Almost a third of Australia’s biggest companies paid no tax last year, despite soaring commodity prices driving the overall take up by $6.6 billion.
The Australian Taxation Office’s tax transparency report looked at more than 2200 Australian and foreign-owned companies with turnover above $100 million.
More than 1500 of the companies paid a combined total of $52.3 billion in tax, while 710 firms didn’t have a tax liability in 2017/18.
Paying minimal or zero tax can be a result of companies making a loss, utilising losses from other years or having projects in start-up phase.
ATO deputy commissioner Rebecca Saint said companies consistently reporting sustained losses raised a red flag.

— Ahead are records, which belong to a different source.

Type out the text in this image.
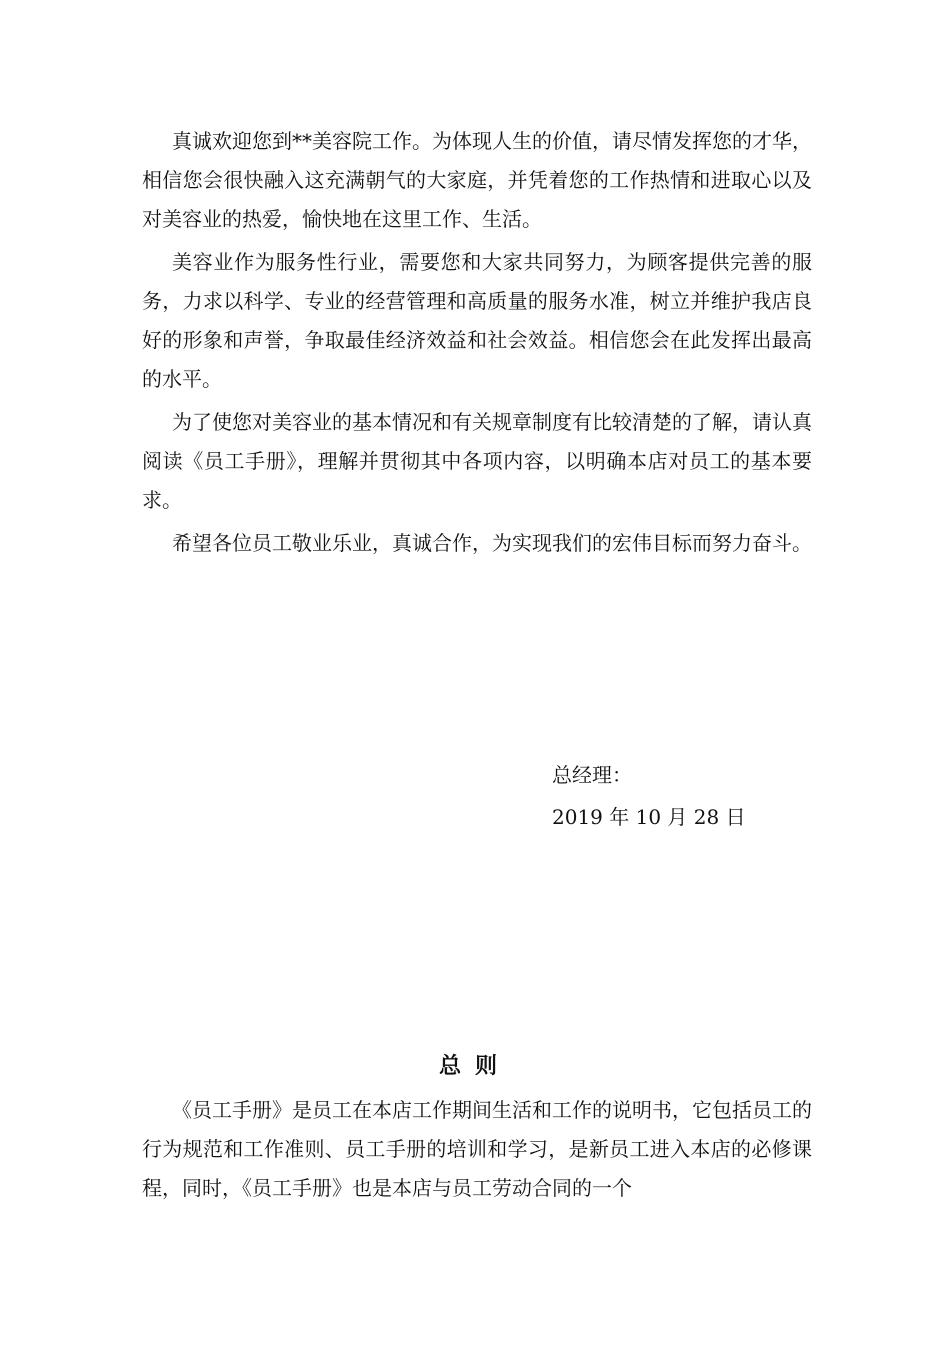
真诚欢迎您到**美容院工作。为体现人生的价值，请尽情发挥您的才华，相信您会很快融入这充满朝气的大家庭，并凭着您的工作热情和进取心以及对美容业的热爱，愉快地在这里工作、生活。

美容业作为服务性行业，需要您和大家共同努力，为顾客提供完善的服务，力求以科学、专业的经营管理和高质量的服务水准，树立并维护我店良好的形象和声誉，争取最佳经济效益和社会效益。相信您会在此发挥出最高的水平。

为了使您对美容业的基本情况和有关规章制度有比较清楚的了解，请认真阅读《员工手册》，理解并贯彻其中各项内容，以明确本店对员工的基本要求。

希望各位员工敬业乐业，真诚合作，为实现我们的宏伟目标而努力奋斗。

总经理：
2019 年 10 月 28 日
总则

《员工手册》是员工在本店工作期间生活和工作的说明书，它包括员工的行为规范和工作准则、员工手册的培训和学习，是新员工进入本店的必修课程，同时，《员工手册》也是本店与员工劳动合同的一个
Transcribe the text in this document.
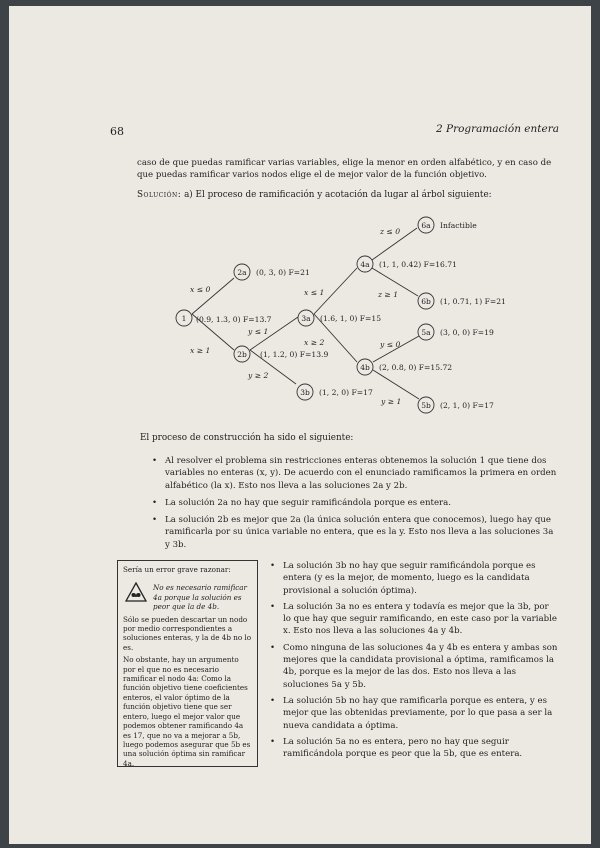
68	2 Programación entera

caso de que puedas ramificar varias variables, elige la menor en orden alfabético, y en caso de que puedas ramificar varios nodos elige el de mejor valor de la función objetivo.

Solución: a) El proceso de ramificación y acotación da lugar al árbol siguiente:
1
2a
2b
3a
3b
4a
4b
5a
5b
6a
6b
(0.9, 1.3, 0) F=13.7
(0, 3, 0) F=21
(1, 1.2, 0) F=13.9
(1.6, 1, 0) F=15
(1, 2, 0) F=17
(1, 1, 0.42) F=16.71
(2, 0.8, 0) F=15.72
(3, 0, 0) F=19
(2, 1, 0) F=17
Infactible
(1, 0.71, 1) F=21
x ≤ 0
x ≥ 1
y ≤ 1
y ≥ 2
x ≤ 1
x ≥ 2
z ≤ 0
z ≥ 1
y ≤ 0
y ≥ 1
El proceso de construcción ha sido el siguiente:
• Al resolver el problema sin restricciones enteras obtenemos la solución 1 que tiene dos variables no enteras (x, y). De acuerdo con el enunciado ramificamos la primera en orden alfabético (la x). Esto nos lleva a las soluciones 2a y 2b.
• La solución 2a no hay que seguir ramificándola porque es entera.
• La solución 2b es mejor que 2a (la única solución entera que conocemos), luego hay que ramificarla por su única variable no entera, que es la y. Esto nos lleva a las soluciones 3a y 3b.
Sería un error grave razonar:
No es necesario ramificar 4a porque la solución es peor que la de 4b.

Sólo se pueden descartar un nodo por medio correspondientes a soluciones enteras, y la de 4b no lo es.

No obstante, hay un argumento por el que no es necesario ramificar el nodo 4a: Como la función objetivo tiene coeficientes enteros, el valor óptimo de la función objetivo tiene que ser entero, luego el mejor valor que podemos obtener ramificando 4a es 17, que no va a mejorar a 5b, luego podemos asegurar que 5b es una solución óptima sin ramificar 4a.

• La solución 3b no hay que seguir ramificándola porque es entera (y es la mejor, de momento, luego es la candidata provisional a solución óptima).
• La solución 3a no es entera y todavía es mejor que la 3b, por lo que hay que seguir ramificando, en este caso por la variable x. Esto nos lleva a las soluciones 4a y 4b.
• Como ninguna de las soluciones 4a y 4b es entera y ambas son mejores que la candidata provisional a óptima, ramificamos la 4b, porque es la mejor de las dos. Esto nos lleva a las soluciones 5a y 5b.
• La solución 5b no hay que ramificarla porque es entera, y es mejor que las obtenidas previamente, por lo que pasa a ser la nueva candidata a óptima.
• La solución 5a no es entera, pero no hay que seguir ramificándola porque es peor que la 5b, que es entera.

“The community should be reassured that we closely scrutinise the tax affairs of the largest companies,” she said.
She said there was a positive trend around companies stopping generating accounting losses and moving to offset profits through losses in previous years.

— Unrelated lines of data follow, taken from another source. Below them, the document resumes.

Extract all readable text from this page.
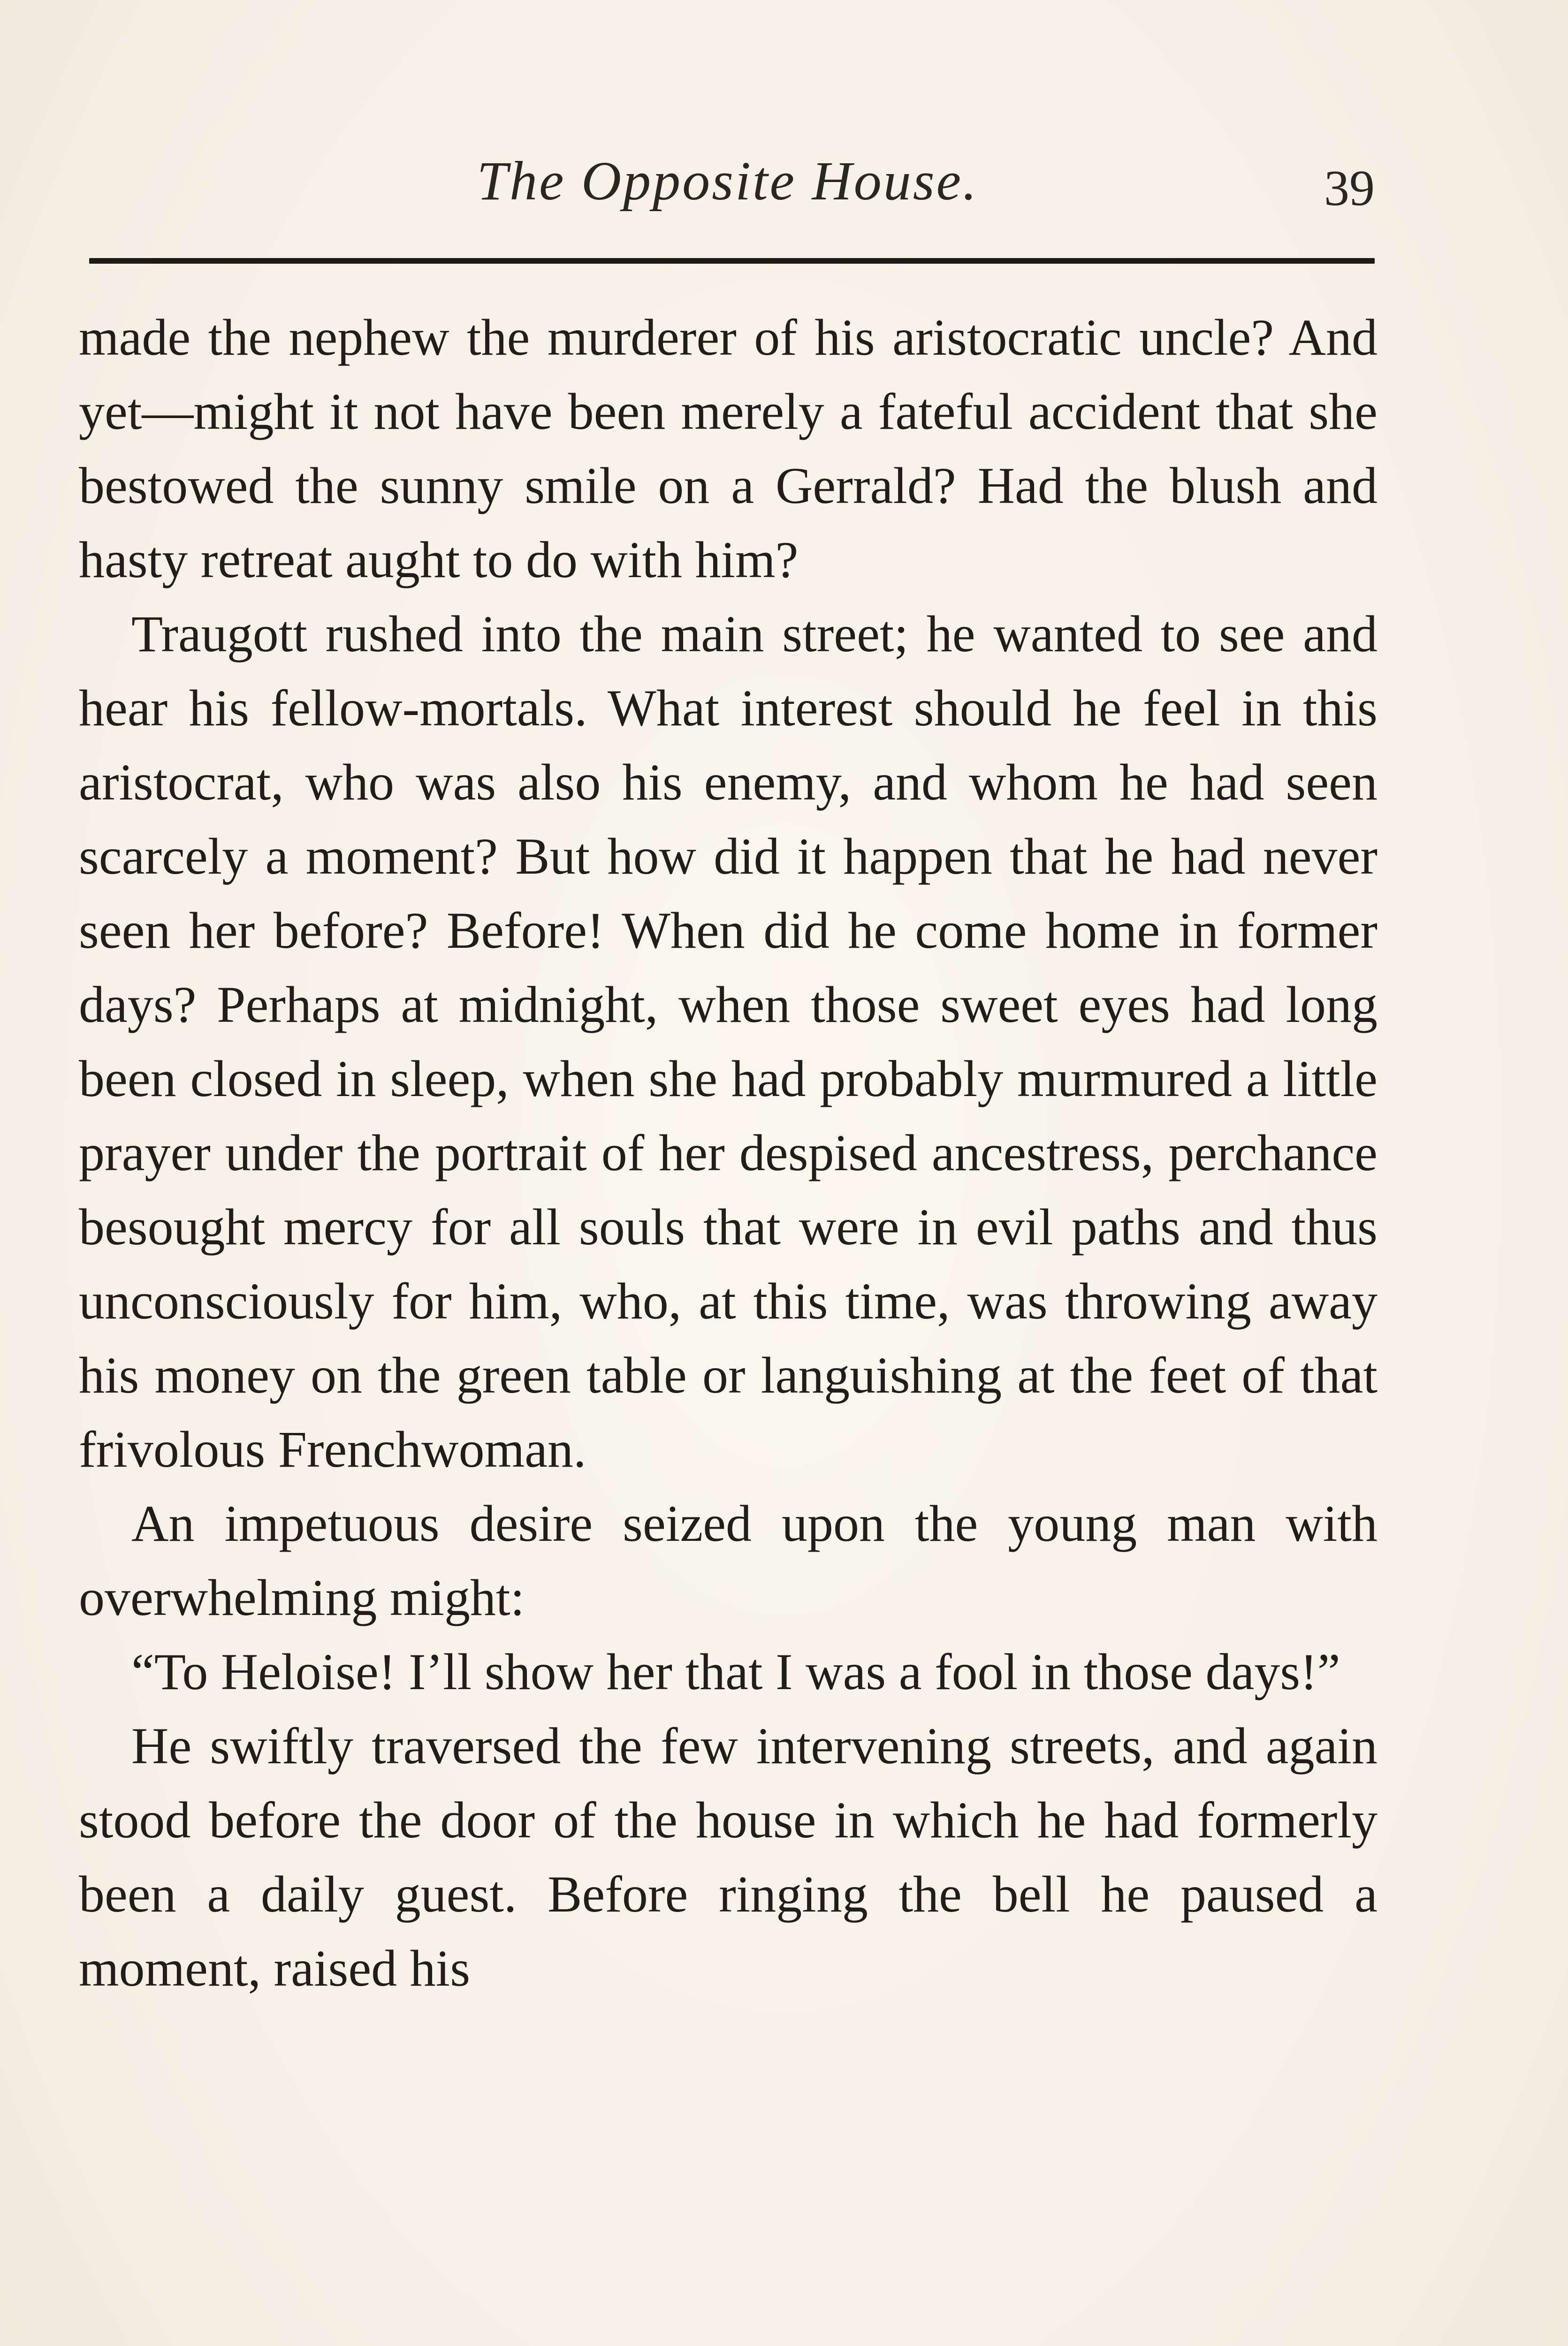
The Opposite House.	39

made the nephew the murderer of his aristocratic uncle? And yet—might it not have been merely a fateful accident that she bestowed the sunny smile on a Gerrald? Had the blush and hasty retreat aught to do with him?

Traugott rushed into the main street; he wanted to see and hear his fellow-mortals. What interest should he feel in this aristocrat, who was also his enemy, and whom he had seen scarcely a moment? But how did it happen that he had never seen her before? Before! When did he come home in former days? Perhaps at midnight, when those sweet eyes had long been closed in sleep, when she had probably murmured a little prayer under the portrait of her despised ancestress, perchance besought mercy for all souls that were in evil paths and thus unconsciously for him, who, at this time, was throwing away his money on the green table or languishing at the feet of that frivolous Frenchwoman.

An impetuous desire seized upon the young man with overwhelming might:

“To Heloise! I’ll show her that I was a fool in those days!”

He swiftly traversed the few intervening streets, and again stood before the door of the house in which he had formerly been a daily guest. Before ringing the bell he paused a moment, raised his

“We expect many companies to exhaust these losses and begin paying income tax in the coming years,” she added.
Strong increases in commodity prices drove the tax bill up by $6.6 billion, with the petroleum resources rent tax reaping more than $1 billion.

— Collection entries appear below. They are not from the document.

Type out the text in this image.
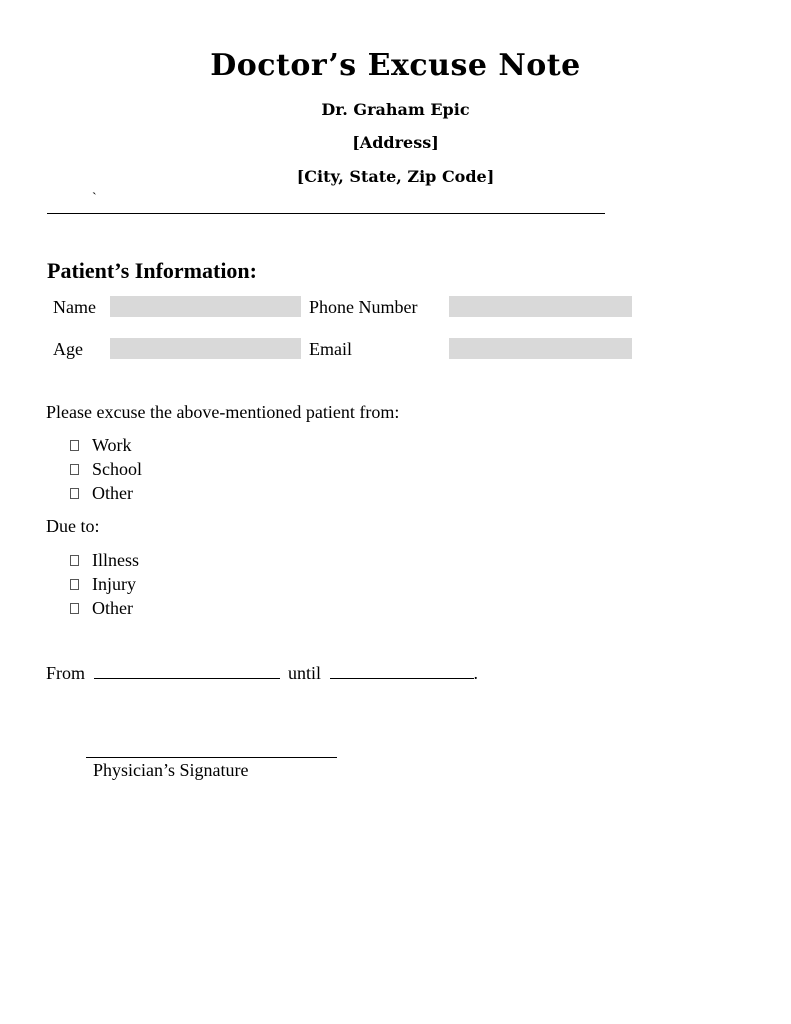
Doctor’s Excuse Note
Dr. Graham Epic
[Address]
[City, State, Zip Code]
`
Patient’s Information:
Name	Phone Number
Age	Email
Please excuse the above-mentioned patient from:
Work
School
Other
Due to:
Illness
Injury
Other
From	until	.
Physician’s Signature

Ms Saint said laws passed by the federal government were helping the ATO take “strong action”.
She said more than $7 billion of sales income was being booked in Australia as a result of companies, including Facebook and Google, restructuring in response to the federal government’s tougher anti-avoidance laws, including the multinational anti-avoidance law.
The diverted profits tax is also helping the agency get the information it needs if companies are deliberately obfuscating.
And previous stronger transfer pricing laws passed under the former Labor government have given the ATO an arsenal to fight companies it believes may be overstepping the line.